Peter Bergen at U of S Hoban forum

Peter Bergen didn't know what to expect when three armed men loaded him into a curtained van in the mountains of Afghanistan, blindfolded him and drove him up a dried-up riverbed to a mud hut in the middle of the night in 1997.

What he got was an on-camera interview with the 6-foot 4-inch bearded leader of what would prove to be one of the most dangerous terrorist organizations in the world, a well-spoken, intelligent man who talked with a grave seriousness - Osama bin Laden.

"I thought he might be sort of a fist-pumping revolutionary. He presented himself much like a cleric; he was kind of low key," Mr. Bergen said before he addressed a crowd of more than 400 people at the University of Scranton's 2012 Honorable T. Linus Hoban Memorial Forum on Thursday. The event was hosted by the Lackawanna Bar Association.
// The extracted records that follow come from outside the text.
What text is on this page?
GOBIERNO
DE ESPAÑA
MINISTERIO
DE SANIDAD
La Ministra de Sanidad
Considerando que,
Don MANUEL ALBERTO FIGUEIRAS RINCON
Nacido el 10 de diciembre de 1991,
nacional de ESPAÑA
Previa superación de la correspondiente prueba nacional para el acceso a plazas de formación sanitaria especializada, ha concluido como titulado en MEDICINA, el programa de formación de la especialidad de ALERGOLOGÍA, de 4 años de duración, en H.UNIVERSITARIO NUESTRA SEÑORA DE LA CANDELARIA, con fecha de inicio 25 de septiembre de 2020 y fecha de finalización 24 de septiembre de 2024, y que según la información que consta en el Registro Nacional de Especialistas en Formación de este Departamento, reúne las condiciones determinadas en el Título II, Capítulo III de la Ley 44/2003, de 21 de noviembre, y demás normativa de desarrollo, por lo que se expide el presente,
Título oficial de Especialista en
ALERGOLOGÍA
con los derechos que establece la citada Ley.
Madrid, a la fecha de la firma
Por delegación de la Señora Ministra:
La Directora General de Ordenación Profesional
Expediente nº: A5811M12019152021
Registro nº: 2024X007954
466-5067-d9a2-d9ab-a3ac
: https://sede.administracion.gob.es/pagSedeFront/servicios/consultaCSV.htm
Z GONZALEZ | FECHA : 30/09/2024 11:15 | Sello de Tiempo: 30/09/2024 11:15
The best-selling author, renown foreign correspondent and one of the few Western journalists to ever interview bin Laden, relayed detailed information on the man about whom he has written multiple books.

"He basically declared war on the United States, of course, in the interview, which is the first time he'd sort of said something like that to Westerners," Mr. Bergen said. "In the back of my mind, in the back of all our minds, was, well how do you do that? It's easy to say but, how do you attack the United States from Afghanistan?
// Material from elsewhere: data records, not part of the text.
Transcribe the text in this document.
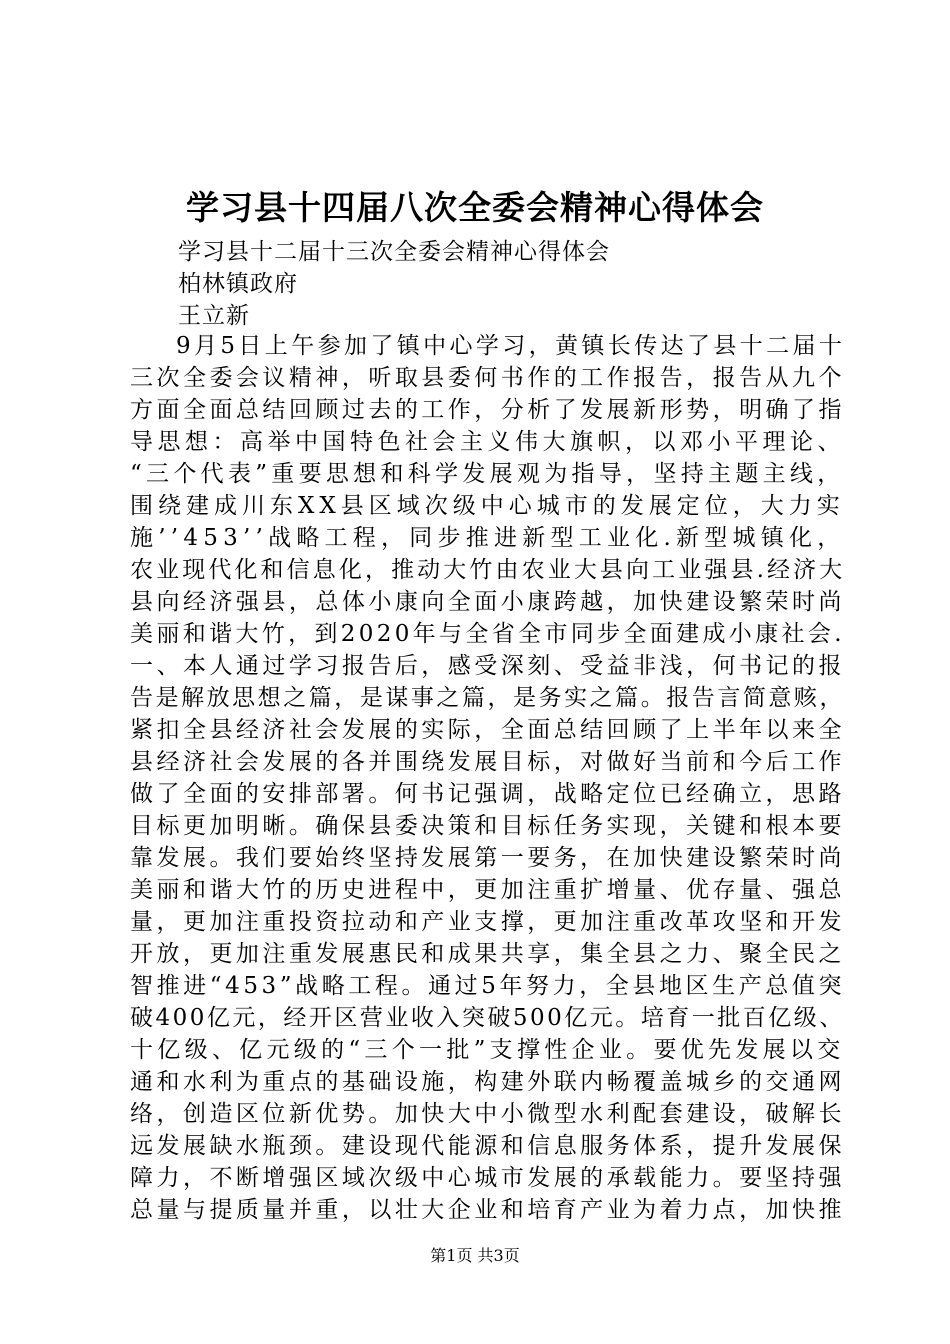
学习县十四届八次全委会精神心得体会
学习县十二届十三次全委会精神心得体会
柏林镇政府
王立新
9月5日上午参加了镇中心学习，黄镇长传达了县十二届十
三次全委会议精神，听取县委何书作的工作报告，报告从九个
方面全面总结回顾过去的工作，分析了发展新形势，明确了指
导思想：高举中国特色社会主义伟大旗帜，以邓小平理论、
“三个代表”重要思想和科学发展观为指导，坚持主题主线，
围绕建成川东XX县区域次级中心城市的发展定位，大力实
施’’453’’战略工程，同步推进新型工业化.新型城镇化，
农业现代化和信息化，推动大竹由农业大县向工业强县.经济大
县向经济强县，总体小康向全面小康跨越，加快建设繁荣时尚
美丽和谐大竹，到2020年与全省全市同步全面建成小康社会.
一、本人通过学习报告后，感受深刻、受益非浅，何书记的报
告是解放思想之篇，是谋事之篇，是务实之篇。报告言简意赅，
紧扣全县经济社会发展的实际，全面总结回顾了上半年以来全
县经济社会发展的各并围绕发展目标，对做好当前和今后工作
做了全面的安排部署。何书记强调，战略定位已经确立，思路
目标更加明晰。确保县委决策和目标任务实现，关键和根本要
靠发展。我们要始终坚持发展第一要务，在加快建设繁荣时尚
美丽和谐大竹的历史进程中，更加注重扩增量、优存量、强总
量，更加注重投资拉动和产业支撑，更加注重改革攻坚和开发
开放，更加注重发展惠民和成果共享，集全县之力、聚全民之
智推进“453”战略工程。通过5年努力，全县地区生产总值突
破400亿元，经开区营业收入突破500亿元。培育一批百亿级、
十亿级、亿元级的“三个一批”支撑性企业。要优先发展以交
通和水利为重点的基础设施，构建外联内畅覆盖城乡的交通网
络，创造区位新优势。加快大中小微型水利配套建设，破解长
远发展缺水瓶颈。建设现代能源和信息服务体系，提升发展保
障力，不断增强区域次级中心城市发展的承载能力。要坚持强
总量与提质量并重，以壮大企业和培育产业为着力点，加快推
第1页 共3页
"And the answer came a little over a year later with the embassy attacks of Tanzania and Kenya, where they killed more than 200 people."
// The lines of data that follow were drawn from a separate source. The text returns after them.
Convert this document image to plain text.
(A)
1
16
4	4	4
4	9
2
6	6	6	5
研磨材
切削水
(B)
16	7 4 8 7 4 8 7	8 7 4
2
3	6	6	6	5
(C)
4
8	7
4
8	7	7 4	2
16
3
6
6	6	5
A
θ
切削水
Mr. Bergen also discussed his latest book, "Manhunt: The Ten-Year Search for Bin Laden: from 9/11 to Abbottabad," in which he analyzes bin Laden's movements post-9/11, the CIA's hunt for the terrorist leader, President Barack Obama's actions as a decision maker, the evolution of U.S. special forces, the use of coercive interrogation and the relationship between the U.S. and Pakistan.

The analysis also covers the Navy SEAL operation in Pakistan which ended in the demise of bin Laden in a family compound.

"I think that anti-heroic ending is indicative of where bin Laden was and where al-Qaida was. It wasn't a spectacular martyrdom. He didn't fight back," Mr. Bergen said.